Kediri, PANRITA.News – Kasus pembunuhan terhadap Sukinem (83), pemulung yang tinggal di seputaran Pasar Setono Betek, Kota Kediri, Jawa Timur terungkap. Polres Kediri berhasil menangkap dua pelaku.
Kedua pelaku yaitu, Dedi Asmawan (25) dan Ahmad Setiawan (25) warga Desa Kauman, Kecamatan Pagu, Kabupaten Kediri.

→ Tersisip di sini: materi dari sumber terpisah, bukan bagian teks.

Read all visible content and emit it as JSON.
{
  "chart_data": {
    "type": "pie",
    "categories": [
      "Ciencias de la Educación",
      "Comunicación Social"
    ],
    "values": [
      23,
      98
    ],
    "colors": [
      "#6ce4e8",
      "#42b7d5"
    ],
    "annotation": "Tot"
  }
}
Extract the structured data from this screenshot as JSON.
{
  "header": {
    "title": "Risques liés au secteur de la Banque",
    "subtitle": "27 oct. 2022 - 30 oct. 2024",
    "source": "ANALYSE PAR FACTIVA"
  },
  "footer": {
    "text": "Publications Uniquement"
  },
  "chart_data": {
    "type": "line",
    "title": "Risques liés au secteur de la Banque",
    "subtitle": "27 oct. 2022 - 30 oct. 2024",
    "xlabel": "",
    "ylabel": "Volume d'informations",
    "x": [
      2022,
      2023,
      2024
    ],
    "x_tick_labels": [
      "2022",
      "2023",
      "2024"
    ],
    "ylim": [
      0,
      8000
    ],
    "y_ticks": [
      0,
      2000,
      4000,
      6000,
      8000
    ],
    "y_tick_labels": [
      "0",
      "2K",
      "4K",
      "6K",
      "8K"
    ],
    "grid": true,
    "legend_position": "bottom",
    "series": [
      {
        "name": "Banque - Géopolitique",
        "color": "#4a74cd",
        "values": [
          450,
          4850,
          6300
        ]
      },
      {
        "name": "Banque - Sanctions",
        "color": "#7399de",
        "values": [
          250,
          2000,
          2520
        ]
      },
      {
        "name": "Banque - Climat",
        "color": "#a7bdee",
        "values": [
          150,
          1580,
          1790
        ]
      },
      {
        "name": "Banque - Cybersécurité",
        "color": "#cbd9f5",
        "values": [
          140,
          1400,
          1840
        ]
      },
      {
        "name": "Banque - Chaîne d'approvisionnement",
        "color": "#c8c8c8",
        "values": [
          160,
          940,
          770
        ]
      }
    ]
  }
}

Kedua tersangka diringkus anggota Reskrim Polresta Kediri setelah melalui pengejaran selama sekitar setengah bulan.
Saat penangkapan, Dedi terpaksa dilumpuhkan dengan tembakan pada kakinya karena berusaha kabur. Sementara Ahmad dibekuk tanpa perlawanan.
“Berkat kerja keras anggota, akhirnya kedua tersangka berhasil kita amankan,” kata Kapolres Kediri, Anthon Haryadi, Kamis (14/2).
Diketahui, kedua pelaku adalah kekasih dan mantan kekasih korban. Mereka memacari korban bergantian.
Sebelum menjalin cinta dengan Dedi, nenek pemulung itu terlebih dahulu berpacaran dengan Ahmad.
Hubungannya dengan Ahmad diketahui berakhir sejak 2013 lalu. Setelah putus dengan Ahmad, hubungan nenek itu berlanjut bersama Dedi.
Saat diinterogasi, Dedi mengaku mengaku awalnya tak berniat membunuh korban. Ia hanya mengincar perhiasan serta uang korban.
Namun karena diduga ada perlawanan, akhirnya Dedi menghabisi nyawa korban.
“Saat itu tidak sengaja, tetapi kebablasan,” kata Dedi..
Lebih lanjut, Dedi mengaku bahwa selama pacaran, mereka bertemu tiga bulan sekali. Bahkan, saat bertemu, mereka berhubungan layakya suami istri.
Sukinem pun sering memberikan uang kepada Dedi setiap bertemu.